Arriva la terza edizione di Cagliari Urbanfest

La terza edizione di Cagliari Urbanfest – Generazioni Metropolitane, in programma dal 19 ottobre 2024 al 26 gennaio 2025, segna un ulteriore passo avanti nel processo di integrazione tra arte e territorio, con la street art al centro di un dialogo che coinvolge non solo gli artisti, ma anche le comunità locali. L’evento, curato con grande sensibilità da Ivana Salis e Barbara Catte, rappresenta una riflessione profonda sulla sostenibilità sociale, un tema che permea ogni aspetto del festival e che invita a considerare l’arte come strumento di trasformazione collettiva.

Fin dall’inizio, la scelta di concentrarsi su Sant’Elia non appare casuale. Questo quartiere, spesso marginalizzato, diventa lo scenario di una rigenerazione urbana che va oltre la semplice decorazione murale. Gli artisti non si limitano a realizzare opere d’impatto visivo, ma instaurano un dialogo con gli abitanti, rivelando storie e identità che altrimenti rimarrebbero nascoste. È il caso di Racconti di Sant’Elia, il progetto di Alessandra Cecchetto, che dal 19 ottobre 2024 attraverso la fotografia offre una narrazione collettiva del quartiere, ponendo l’accento sul valore della partecipazione attiva.

Significativa è anche la presenza di artisti di calibro internazionale come Tellas, che con il suo murale Sunset a partire dal 22 ottobre riesce a fondere il paesaggio urbano e naturale, trasformando una parete cieca in un’opera che dialoga con il contesto circostante.

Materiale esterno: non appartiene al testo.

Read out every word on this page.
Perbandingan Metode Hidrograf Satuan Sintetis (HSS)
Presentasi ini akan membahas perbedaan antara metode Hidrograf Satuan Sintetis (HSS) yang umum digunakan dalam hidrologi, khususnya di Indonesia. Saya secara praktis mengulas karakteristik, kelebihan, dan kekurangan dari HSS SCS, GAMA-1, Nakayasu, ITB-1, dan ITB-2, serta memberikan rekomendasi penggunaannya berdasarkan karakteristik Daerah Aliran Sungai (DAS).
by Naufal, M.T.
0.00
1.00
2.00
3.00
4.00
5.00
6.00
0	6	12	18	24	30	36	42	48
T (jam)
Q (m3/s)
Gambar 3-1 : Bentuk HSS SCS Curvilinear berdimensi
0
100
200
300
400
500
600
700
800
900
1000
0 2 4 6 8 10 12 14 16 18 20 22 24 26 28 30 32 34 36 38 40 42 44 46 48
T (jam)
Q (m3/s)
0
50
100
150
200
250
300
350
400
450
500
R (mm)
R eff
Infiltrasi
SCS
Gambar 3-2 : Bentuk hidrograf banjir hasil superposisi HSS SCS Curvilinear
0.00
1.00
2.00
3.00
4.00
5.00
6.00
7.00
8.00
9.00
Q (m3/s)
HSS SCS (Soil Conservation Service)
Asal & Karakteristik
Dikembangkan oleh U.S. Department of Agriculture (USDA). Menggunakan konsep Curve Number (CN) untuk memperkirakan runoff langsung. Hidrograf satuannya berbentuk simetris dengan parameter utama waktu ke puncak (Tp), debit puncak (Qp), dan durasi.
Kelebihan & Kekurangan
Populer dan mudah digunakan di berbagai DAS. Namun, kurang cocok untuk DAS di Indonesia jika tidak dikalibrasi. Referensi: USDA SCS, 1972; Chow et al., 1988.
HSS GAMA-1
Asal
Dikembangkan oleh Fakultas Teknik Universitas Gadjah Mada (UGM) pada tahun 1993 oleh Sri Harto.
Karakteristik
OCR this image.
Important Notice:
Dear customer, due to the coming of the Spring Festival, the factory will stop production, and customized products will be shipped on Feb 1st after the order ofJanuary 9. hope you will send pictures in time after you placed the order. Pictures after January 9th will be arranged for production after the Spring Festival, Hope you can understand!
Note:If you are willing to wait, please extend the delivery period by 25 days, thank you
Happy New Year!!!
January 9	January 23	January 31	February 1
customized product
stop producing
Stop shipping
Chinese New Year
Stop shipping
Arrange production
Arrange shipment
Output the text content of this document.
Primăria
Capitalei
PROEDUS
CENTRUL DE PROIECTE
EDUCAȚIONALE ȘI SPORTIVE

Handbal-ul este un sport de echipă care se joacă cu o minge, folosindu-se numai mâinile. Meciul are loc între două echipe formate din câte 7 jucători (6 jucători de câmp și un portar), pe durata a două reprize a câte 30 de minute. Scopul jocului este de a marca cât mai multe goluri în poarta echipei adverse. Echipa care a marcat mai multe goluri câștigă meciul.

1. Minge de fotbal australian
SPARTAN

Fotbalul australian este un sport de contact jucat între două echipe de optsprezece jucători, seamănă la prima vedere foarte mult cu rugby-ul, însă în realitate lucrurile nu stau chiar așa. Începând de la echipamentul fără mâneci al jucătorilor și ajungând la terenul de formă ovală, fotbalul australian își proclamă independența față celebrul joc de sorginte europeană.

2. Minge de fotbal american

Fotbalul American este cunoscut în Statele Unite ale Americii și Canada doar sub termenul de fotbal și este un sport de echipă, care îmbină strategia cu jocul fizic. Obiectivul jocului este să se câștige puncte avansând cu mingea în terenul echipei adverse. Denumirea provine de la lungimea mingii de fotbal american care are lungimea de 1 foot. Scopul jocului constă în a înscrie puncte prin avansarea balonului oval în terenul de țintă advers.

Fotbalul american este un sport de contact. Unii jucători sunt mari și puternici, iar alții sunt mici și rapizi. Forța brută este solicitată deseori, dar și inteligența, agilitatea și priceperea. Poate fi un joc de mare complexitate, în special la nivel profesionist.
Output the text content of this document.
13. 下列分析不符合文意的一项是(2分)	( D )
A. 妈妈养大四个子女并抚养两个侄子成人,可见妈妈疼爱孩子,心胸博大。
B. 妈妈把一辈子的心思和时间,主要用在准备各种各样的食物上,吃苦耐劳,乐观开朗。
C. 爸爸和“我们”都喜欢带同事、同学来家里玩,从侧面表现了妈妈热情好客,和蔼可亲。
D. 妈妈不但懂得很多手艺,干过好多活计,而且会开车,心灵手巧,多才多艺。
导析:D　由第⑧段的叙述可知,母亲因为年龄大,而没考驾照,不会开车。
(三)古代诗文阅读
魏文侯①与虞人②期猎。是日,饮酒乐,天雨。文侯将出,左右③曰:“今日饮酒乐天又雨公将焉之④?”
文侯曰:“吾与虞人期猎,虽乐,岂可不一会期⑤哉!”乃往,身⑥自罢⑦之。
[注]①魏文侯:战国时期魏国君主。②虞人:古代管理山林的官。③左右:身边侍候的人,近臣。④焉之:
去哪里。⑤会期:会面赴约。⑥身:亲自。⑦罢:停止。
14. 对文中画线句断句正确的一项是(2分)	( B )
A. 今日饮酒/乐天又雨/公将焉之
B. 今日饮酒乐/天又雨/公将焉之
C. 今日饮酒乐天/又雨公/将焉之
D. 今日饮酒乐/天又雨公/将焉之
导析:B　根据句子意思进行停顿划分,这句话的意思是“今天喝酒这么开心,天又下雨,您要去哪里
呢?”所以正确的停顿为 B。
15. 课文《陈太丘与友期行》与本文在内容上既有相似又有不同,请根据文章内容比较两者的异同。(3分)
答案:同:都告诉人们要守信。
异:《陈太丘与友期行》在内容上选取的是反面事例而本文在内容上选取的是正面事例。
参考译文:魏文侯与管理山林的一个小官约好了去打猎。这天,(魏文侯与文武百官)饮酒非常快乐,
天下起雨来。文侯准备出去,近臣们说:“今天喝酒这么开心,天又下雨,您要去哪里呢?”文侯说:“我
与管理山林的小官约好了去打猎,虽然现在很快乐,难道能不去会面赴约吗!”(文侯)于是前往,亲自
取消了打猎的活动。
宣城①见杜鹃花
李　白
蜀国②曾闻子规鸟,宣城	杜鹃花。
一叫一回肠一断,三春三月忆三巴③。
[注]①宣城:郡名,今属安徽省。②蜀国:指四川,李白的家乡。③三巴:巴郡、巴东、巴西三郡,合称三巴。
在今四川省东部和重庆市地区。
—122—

Il murale non è un mero intervento estetico, ma un richiamo alla fluidità e al passaggio del tempo, elementi che ben si collegano al tema della rigenerazione.

L’opera di Marco Rèa, invece, dal 23 ottobre, con il suo murale Il Pane, apre una riflessione sulla quotidianità e sulle radici della vita comunitaria, affrontando temi come il lavoro e la sopravvivenza. Interessante qui il legame con il progetto “Cabine d’Autore”, che dimostra come la collaborazione tra arte e imprese possa portare a iniziative di riqualificazione urbana capaci di coinvolgere non solo i creativi, ma anche la cittadinanza.

La seconda fase del festival, dal 9 al 26 gennaio 2025, si concentrerà su una serie di mostre di arti visive. La Fondazione per l’arte Bartoli-Felter ospiterà la mostra Burnout, in cui il collettivo FUORISEDE affronterà le conseguenze psico-fisiche delle moderne condizioni lavorative. Presso Spazio e Movimento, Enrica Sirigu presenterà l’installazione audiovisiva Confini, che esplora le tematiche delle discriminazioni di genere e delle molestie sul lavoro. La collettiva Nuove Illusioni, dal 9 gennaio, vedrà la partecipazione di quattordici artisti che rifletteranno sugli effetti della rivoluzione digitale e dell’intelligenza artificiale.

Cagliari Urbanfest dimostra quindi di essere un festival non solo ben curato e variegato, ma anche necessario. Esso pone l’arte al servizio della comunità, dimostrando che la creatività può generare cambiamento, riscoprendo l’identità urbana e favorendo una riflessione collettiva su temi cruciali come il lavoro, la tecnologia e la coesione sociale.